2. God always heals. Always. I believe that healing comes in many shapes and forms and it’s not always physical. But His guarantee is that He will not let us journey alone.
You light a lamp for me.
The Lord, my God, lights up my darkness.
In your strength I can crush an army;
With my God I can scale a wall.
God’s way is perfect.
All the Lord’s promises prove true.
He is a shield for all who look to Him for protection.
I’ve seen such proof of that in this experience. My heart has been healed (reoriented) in so many ways. Ways I didn’t even know needed attention. He’s so Good that way. I knew that whatever the results, He had plan and would work it out for my good and His Glory. I’m not saying, by any means, that the challenges we face are easy because they aren’t. But we always have the choice to remain in the dark, or to lean into Him and allow Him to Light up our darkness.
3. In addition to recalibrating my heart, He’s readjusted my eyes. He gently cupped my face with His hands and lifted my gaze a few inches higher. So that my focus would no longer be on the circumstance, instead it would be on Him. (Like when I hold my babies’ faces and look into their big, blue eyes and just think, “wow – you have no idea how much I love you”). What a difference a few inches makes!
When I’m tempted to zoom in on the what-if’s, I remember to lift my chin ever so slightly and take hold of the Promise that the God who holds the universe, also holds my heart.
“But You, O Lord, are a shield around me;
You are my Glory,
the One who holds my head high.
I cried out to the Lord,
And He answered me from His holy mountain.”
There is hard (uncomfortable) and Holy work that He’s doing in my heart through this circumstance. I share all this because I don’t want to waste a single ounce of this experience. I encourage you to share your story of that same work He’s doing in your life. You never know, that story – even if it’s still a work-in-progress (because aren’t they all?), just might be the Light someone in your world desperately needs to see.
And so I wait…
But like my wise friend reminded me: Don’t miss the Glory of God in these moments. She was right.
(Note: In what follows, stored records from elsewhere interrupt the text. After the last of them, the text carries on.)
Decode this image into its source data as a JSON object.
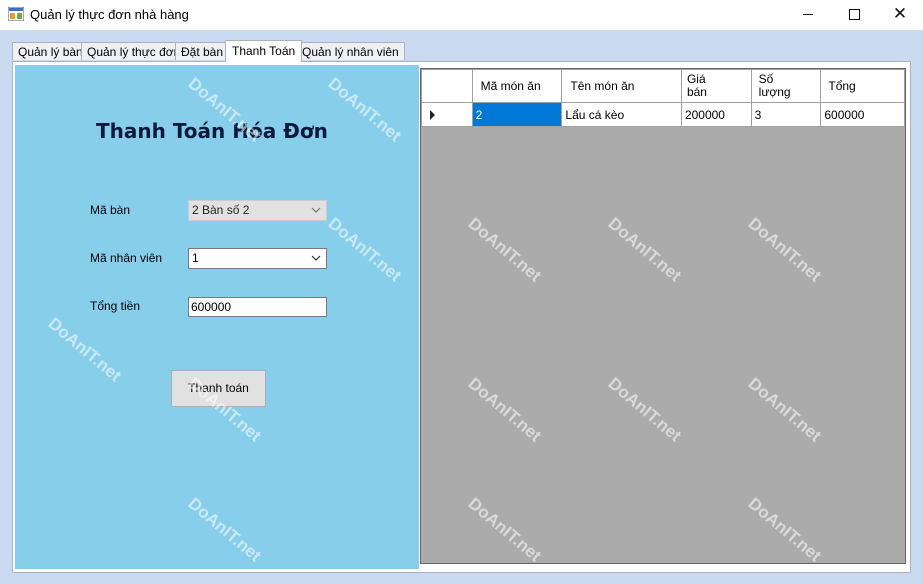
{
  "window": {
    "title": "Quản lý thực đơn nhà hàng",
    "minimize_icon": "minimize-icon",
    "maximize_icon": "maximize-icon",
    "close_icon": "close-icon"
  },
  "tabs": [
    {
      "label": "Quản lý bàn",
      "active": false
    },
    {
      "label": "Quản lý thực đơn",
      "active": false
    },
    {
      "label": "Đặt bàn",
      "active": false
    },
    {
      "label": "Thanh Toán",
      "active": true
    },
    {
      "label": "Quản lý nhân viên",
      "active": false
    }
  ],
  "form": {
    "heading": "Thanh Toán Hóa Đơn",
    "table_label": "Mã bàn",
    "table_value": "2 Bàn số 2",
    "employee_label": "Mã nhân viên",
    "employee_value": "1",
    "total_label": "Tổng tiền",
    "total_value": "600000",
    "pay_button": "Thanh toán"
  },
  "grid": {
    "columns": [
      "Mã món ăn",
      "Tên món ăn",
      "Giá\nbán",
      "Số\nlượng",
      "Tổng"
    ],
    "rows": [
      [
        "2",
        "Lẩu cá kèo",
        "200000",
        "3",
        "600000"
      ]
    ]
  },
  "watermark": "DoAnIT.net",
  "colors": {
    "panel": "#87ceeb",
    "grid_bg": "#ababab",
    "selection": "#0078d7"
  }
}
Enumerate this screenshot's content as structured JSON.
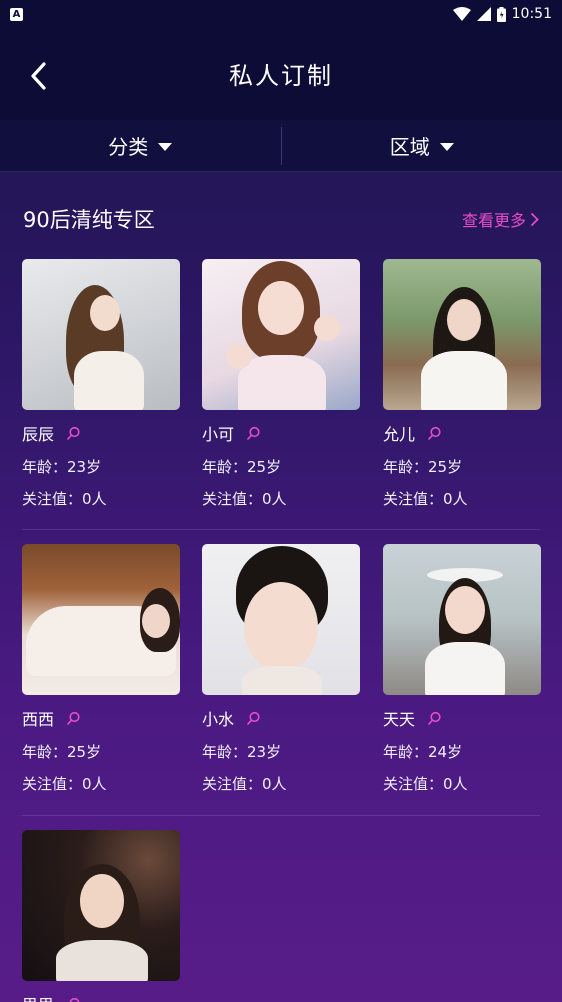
{
  "status_bar": {
    "app_badge": "A",
    "time": "10:51"
  },
  "header": {
    "title": "私人订制"
  },
  "filters": [
    {
      "label": "分类"
    },
    {
      "label": "区域"
    }
  ],
  "section": {
    "title": "90后清纯专区",
    "more_label": "查看更多"
  },
  "labels": {
    "age_prefix": "年龄：",
    "follow_prefix": "关注值："
  },
  "profiles": [
    {
      "name": "辰辰",
      "age": "23岁",
      "follow": "0人"
    },
    {
      "name": "小可",
      "age": "25岁",
      "follow": "0人"
    },
    {
      "name": "允儿",
      "age": "25岁",
      "follow": "0人"
    },
    {
      "name": "西西",
      "age": "25岁",
      "follow": "0人"
    },
    {
      "name": "小水",
      "age": "23岁",
      "follow": "0人"
    },
    {
      "name": "天天",
      "age": "24岁",
      "follow": "0人"
    },
    {
      "name": "思思",
      "age": "",
      "follow": ""
    }
  ],
  "colors": {
    "accent": "#e84cc9",
    "header_bg": "#0c0c36",
    "gradient_bottom": "#581c88"
  }
}
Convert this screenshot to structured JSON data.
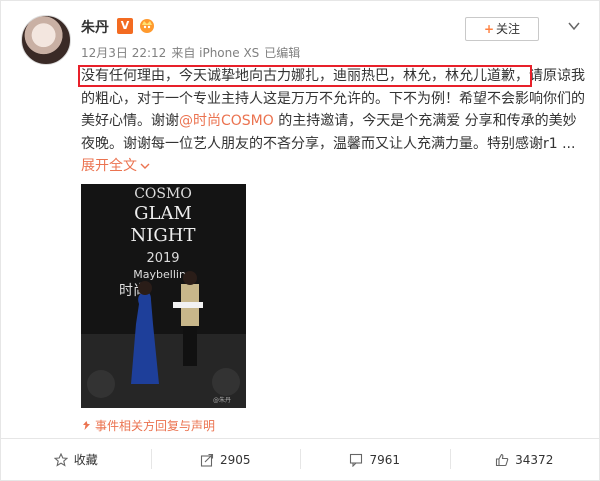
{
  "post": {
    "author": "朱丹",
    "verified_badge": "V",
    "time": "12月3日 22:12",
    "source": "来自 iPhone XS",
    "edited": "已编辑",
    "follow_label": "关注",
    "text_highlighted": "没有任何理由，今天诚挚地向古力娜扎，迪丽热巴，林允，林允儿道歉，",
    "text_1": "请原谅我的粗心，对于一个专业主持人这是万万不允许的。下不为例！希望不会影响你们的美好心情。谢谢",
    "mention": "@时尚COSMO",
    "text_2": " 的主持邀请，今天是个充满爱 分享和传承的美妙夜晚。谢谢每一位艺人朋友的不吝分享，温馨而又让人充满力量。特别感谢r1 ...",
    "expand_label": "展开全文",
    "expand_icon": "chevron-down",
    "photo": {
      "poster_lines": [
        "COSMO",
        "GLAM",
        "NIGHT",
        "2019",
        "Maybelline",
        "时尚"
      ],
      "watermark": "@朱丹"
    },
    "statement": "事件相关方回复与声明",
    "highlight_color": "#e8202a",
    "link_color": "#eb7350"
  },
  "actions": [
    {
      "icon": "star-icon",
      "label": "收藏"
    },
    {
      "icon": "share-icon",
      "label": "2905"
    },
    {
      "icon": "comment-icon",
      "label": "7961"
    },
    {
      "icon": "like-icon",
      "label": "34372"
    }
  ]
}
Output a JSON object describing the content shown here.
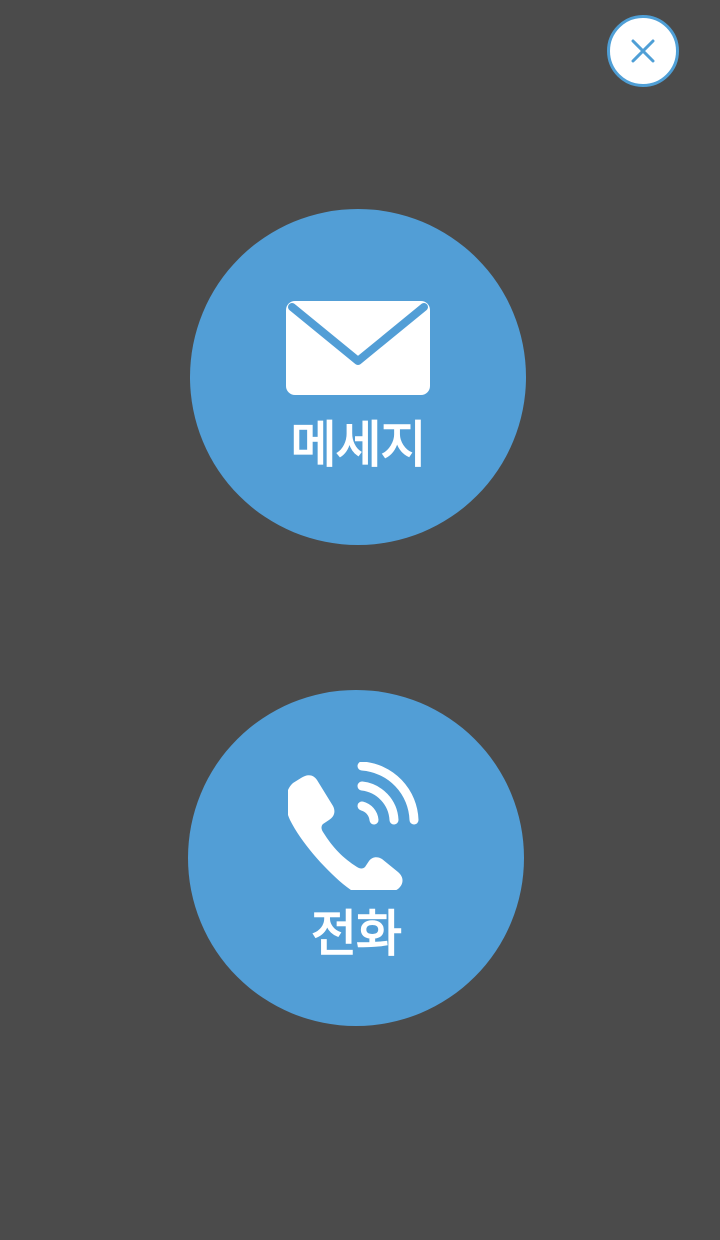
{
  "close_button": {
    "icon": "close-icon",
    "accent": "#4f9fd6"
  },
  "actions": {
    "message": {
      "label": "메세지",
      "icon": "envelope-icon",
      "color": "#529ed6"
    },
    "call": {
      "label": "전화",
      "icon": "phone-call-icon",
      "color": "#529ed6"
    }
  },
  "background": "#4b4b4b"
}
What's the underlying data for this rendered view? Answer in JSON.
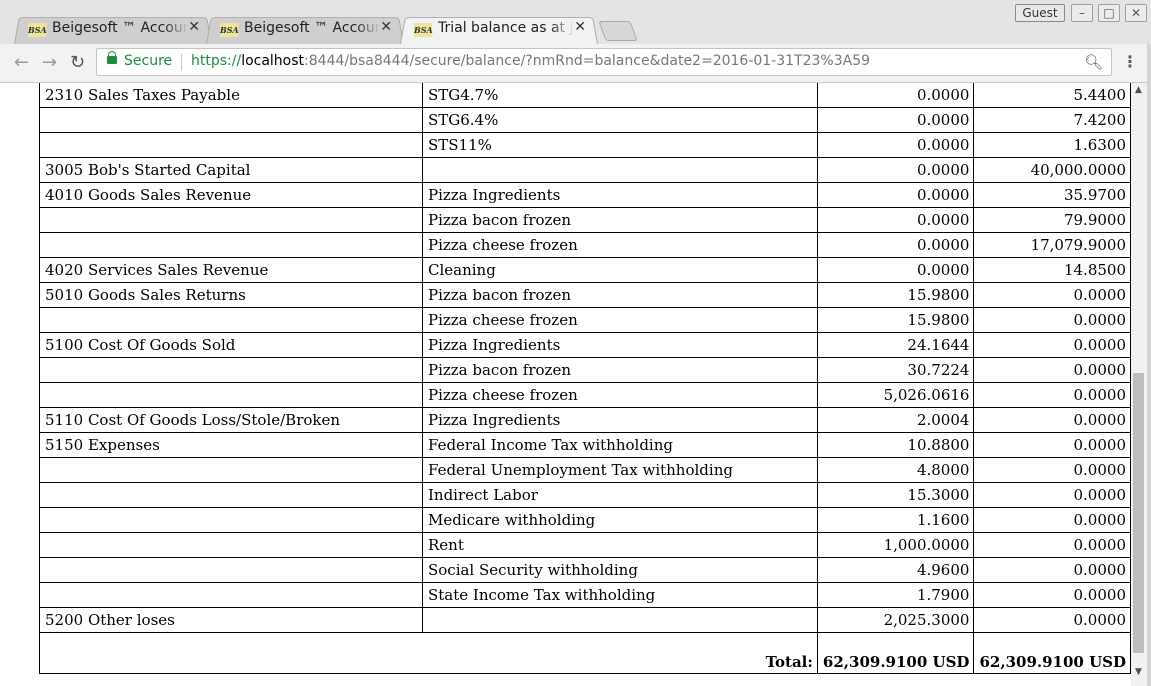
{
  "browser": {
    "tabs": [
      {
        "title": "Beigesoft ™ Accounting",
        "favicon": "BSA"
      },
      {
        "title": "Beigesoft ™ Accounting",
        "favicon": "BSA"
      },
      {
        "title": "Trial balance as at Jan",
        "favicon": "BSA"
      }
    ],
    "profile": "Guest",
    "secure_label": "Secure",
    "url_scheme": "https://",
    "url_host": "localhost",
    "url_rest": ":8444/bsa8444/secure/balance/?nmRnd=balance&date2=2016-01-31T23%3A59",
    "icons": {
      "back": "back-arrow-icon",
      "forward": "forward-arrow-icon",
      "reload": "reload-icon",
      "zoom": "magnifier-icon",
      "menu": "kebab-menu-icon",
      "lock": "lock-icon"
    }
  },
  "trial_balance": {
    "rows": [
      {
        "account": "2310 Sales Taxes Payable",
        "subaccount": "STG4.7%",
        "debit": "0.0000",
        "credit": "5.4400"
      },
      {
        "account": "",
        "subaccount": "STG6.4%",
        "debit": "0.0000",
        "credit": "7.4200"
      },
      {
        "account": "",
        "subaccount": "STS11%",
        "debit": "0.0000",
        "credit": "1.6300"
      },
      {
        "account": "3005 Bob's Started Capital",
        "subaccount": "",
        "debit": "0.0000",
        "credit": "40,000.0000"
      },
      {
        "account": "4010 Goods Sales Revenue",
        "subaccount": "Pizza Ingredients",
        "debit": "0.0000",
        "credit": "35.9700"
      },
      {
        "account": "",
        "subaccount": "Pizza bacon frozen",
        "debit": "0.0000",
        "credit": "79.9000"
      },
      {
        "account": "",
        "subaccount": "Pizza cheese frozen",
        "debit": "0.0000",
        "credit": "17,079.9000"
      },
      {
        "account": "4020 Services Sales Revenue",
        "subaccount": "Cleaning",
        "debit": "0.0000",
        "credit": "14.8500"
      },
      {
        "account": "5010 Goods Sales Returns",
        "subaccount": "Pizza bacon frozen",
        "debit": "15.9800",
        "credit": "0.0000"
      },
      {
        "account": "",
        "subaccount": "Pizza cheese frozen",
        "debit": "15.9800",
        "credit": "0.0000"
      },
      {
        "account": "5100 Cost Of Goods Sold",
        "subaccount": "Pizza Ingredients",
        "debit": "24.1644",
        "credit": "0.0000"
      },
      {
        "account": "",
        "subaccount": "Pizza bacon frozen",
        "debit": "30.7224",
        "credit": "0.0000"
      },
      {
        "account": "",
        "subaccount": "Pizza cheese frozen",
        "debit": "5,026.0616",
        "credit": "0.0000"
      },
      {
        "account": "5110 Cost Of Goods Loss/Stole/Broken",
        "subaccount": "Pizza Ingredients",
        "debit": "2.0004",
        "credit": "0.0000"
      },
      {
        "account": "5150 Expenses",
        "subaccount": "Federal Income Tax withholding",
        "debit": "10.8800",
        "credit": "0.0000"
      },
      {
        "account": "",
        "subaccount": "Federal Unemployment Tax withholding",
        "debit": "4.8000",
        "credit": "0.0000"
      },
      {
        "account": "",
        "subaccount": "Indirect Labor",
        "debit": "15.3000",
        "credit": "0.0000"
      },
      {
        "account": "",
        "subaccount": "Medicare withholding",
        "debit": "1.1600",
        "credit": "0.0000"
      },
      {
        "account": "",
        "subaccount": "Rent",
        "debit": "1,000.0000",
        "credit": "0.0000"
      },
      {
        "account": "",
        "subaccount": "Social Security withholding",
        "debit": "4.9600",
        "credit": "0.0000"
      },
      {
        "account": "",
        "subaccount": "State Income Tax withholding",
        "debit": "1.7900",
        "credit": "0.0000"
      }
    ],
    "last_row": {
      "account": "5200 Other loses",
      "subaccount": "",
      "debit": "2,025.3000",
      "credit": "0.0000"
    },
    "total": {
      "label": "Total:",
      "debit": "62,309.9100 USD",
      "credit": "62,309.9100 USD"
    }
  }
}
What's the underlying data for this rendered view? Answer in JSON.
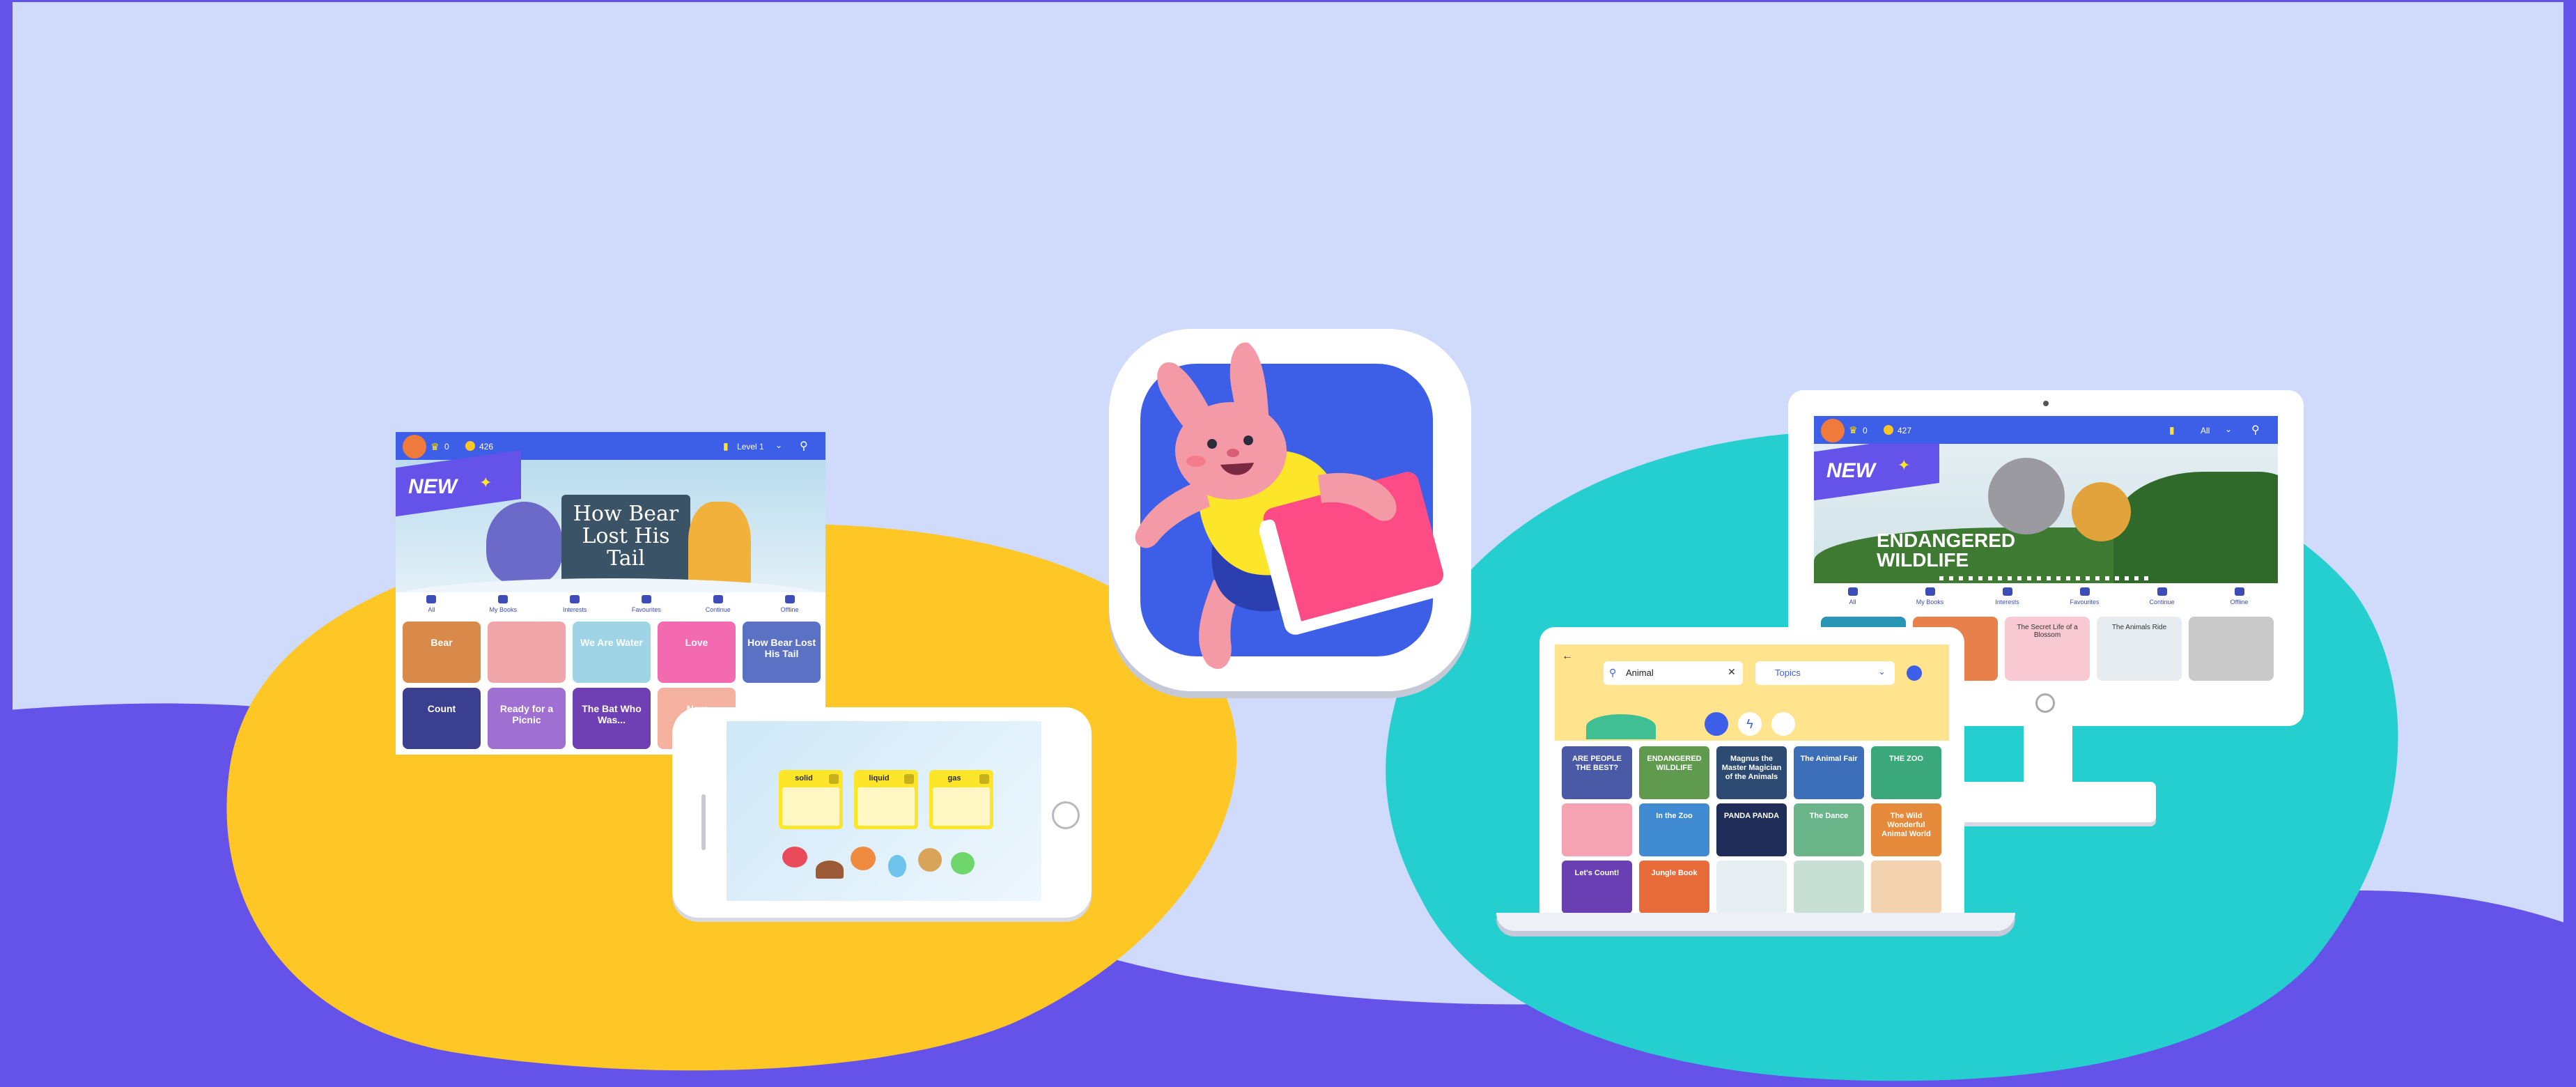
{
  "colors": {
    "background": "#d0dafa",
    "wave_purple": "#6552e8",
    "blob_yellow": "#fec726",
    "blob_teal": "#25cfd0",
    "app_blue": "#3d5fe8",
    "bunny_pink": "#f49aa6",
    "book_pink": "#fc4b85",
    "shirt_yellow": "#fde52a"
  },
  "tablet": {
    "stars": "0",
    "coins": "426",
    "level": "Level 1",
    "badge": "NEW",
    "banner_title": "How Bear Lost His Tail",
    "nav": [
      "All",
      "My Books",
      "Interests",
      "Favourites",
      "Continue",
      "Offline"
    ],
    "books": [
      {
        "label": "Bear"
      },
      {
        "label": ""
      },
      {
        "label": "We Are Water"
      },
      {
        "label": "Love"
      },
      {
        "label": "How Bear Lost His Tail"
      },
      {
        "label": "Count"
      },
      {
        "label": "Ready for a Picnic"
      },
      {
        "label": "The Bat Who Was..."
      },
      {
        "label": "New"
      }
    ]
  },
  "phone": {
    "states": [
      "solid",
      "liquid",
      "gas"
    ]
  },
  "monitor": {
    "stars": "0",
    "coins": "427",
    "filter": "All",
    "badge": "NEW",
    "banner_title": "ENDANGERED WILDLIFE",
    "nav": [
      "All",
      "My Books",
      "Interests",
      "Favourites",
      "Continue",
      "Offline"
    ],
    "books": [
      "",
      "",
      "The Secret Life of a Blossom",
      "The Animals Ride",
      ""
    ]
  },
  "laptop": {
    "search_value": "Animal",
    "filter_value": "Topics",
    "books": [
      "ARE PEOPLE THE BEST?",
      "ENDANGERED WILDLIFE",
      "Magnus the Master Magician of the Animals",
      "The Animal Fair",
      "THE ZOO",
      "",
      "In the Zoo",
      "PANDA PANDA",
      "The Dance",
      "The Wild Wonderful Animal World",
      "Let's Count!",
      "Jungle Book",
      "",
      "",
      ""
    ]
  }
}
It’s way too good to miss.
One last Scripture...
“My thoughts are nothing like your thoughts,” says the Lord.
“And my ways are far beyond anything you could imagine.
For just as the heavens are higher than the earth,
so my ways are higher than your ways
and my thoughts higher than your thoughts.
“The rain and snow come down from the heavens
and stay on the ground to water the earth.
They cause the grain to grow,
producing seed for the farmer
and bread for the hungry.
It is the same with my word.
I send it out, and it always produces fruit.
It will accomplish all I want it to,
and it will prosper everywhere I send it.
You will live in joy and peace.
The mountains and hills will burst into song,
and the trees of the field will clap their hands!
Where once there were thorns, cypress trees will grow.
Where nettles grew, myrtles will sprout up.
These events will bring great honor to the Lord’s name;
they will be an everlasting sign of his power and love.”